Naturally, with such rapid success, Twain earned her share of negative ire also, with critics calling on her initial reluctance to tour to justify convoluted claims of being nothing more than a studio creation (oh, and don’t forget that Mutt Lange relationship too, right?). Clearly, for such naysayers, the measurement of success was predicated by ticket sales and live music revenue, and not from record sales alone. For Shania Twain, this constant rhetoric and the love/hate relationship from an industry that thrust her into the spotlight eventually reached a breaking point, and with a massive North American (and international) tour that followed, many critics were very quickly silenced once the world discovered her high-energy and explosive live performances. I still fondly recall such a show on July 7th, 1999 at the NEC Arena in the UK – with many of my family in tow – where the light effects and pyrotechnics were momentarily halted, the band still playing during a blackout, before the arena lights returned and Twain was standing out amongst the crowd. Standing adjacent to the aisle in which we were seated, perhaps a dozen heads away from us, Shania glanced our way with a huge smile on her face, the crowd erupting into a frenzy, as she continued the final chorus of the song being performed at the time.
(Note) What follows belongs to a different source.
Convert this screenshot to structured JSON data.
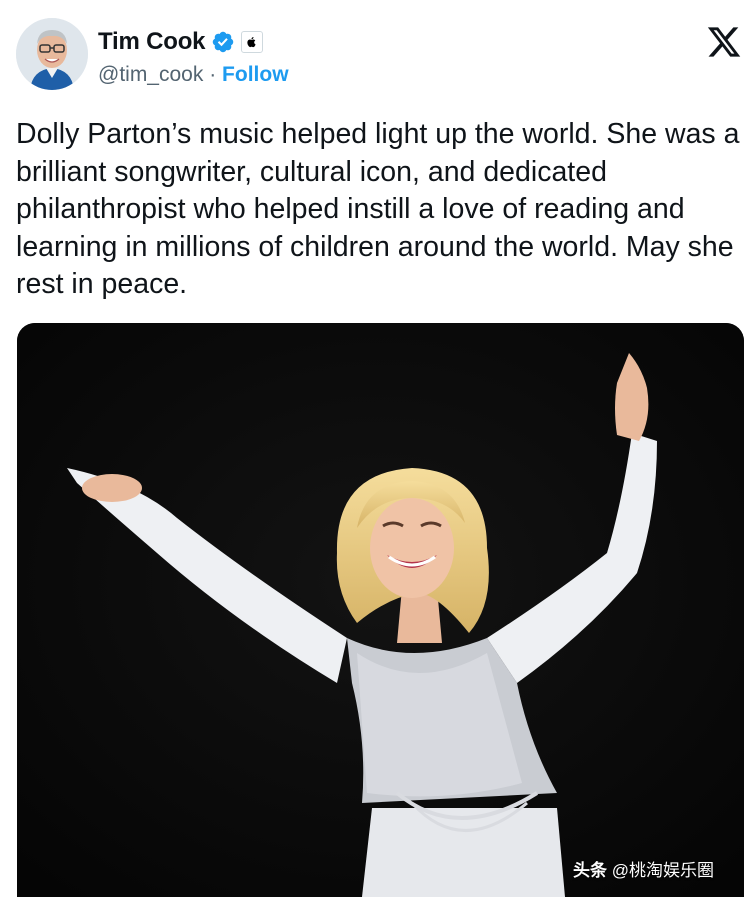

Using nothing more than just her voice, her acoustic guitar, and some secondary instrumentation from collaborator Justin Saladino, Geneviève Racette delivers a hauntingly beautiful take on this classic Twain ballad. I applaud not only her decision to record and release her interpretation of the song, but also wholly credit her for unlocking and extracting such fond personal music experiences that have been long tucked away in the confines of my own temporal lobe. Happy belated birthday to you Geneviève – thank you for sharing your gift with us all on your special day.
“From this moment / As long as I live / I will love you / I promise you this / There is nothing / I wouldn’t give / From this moment on.”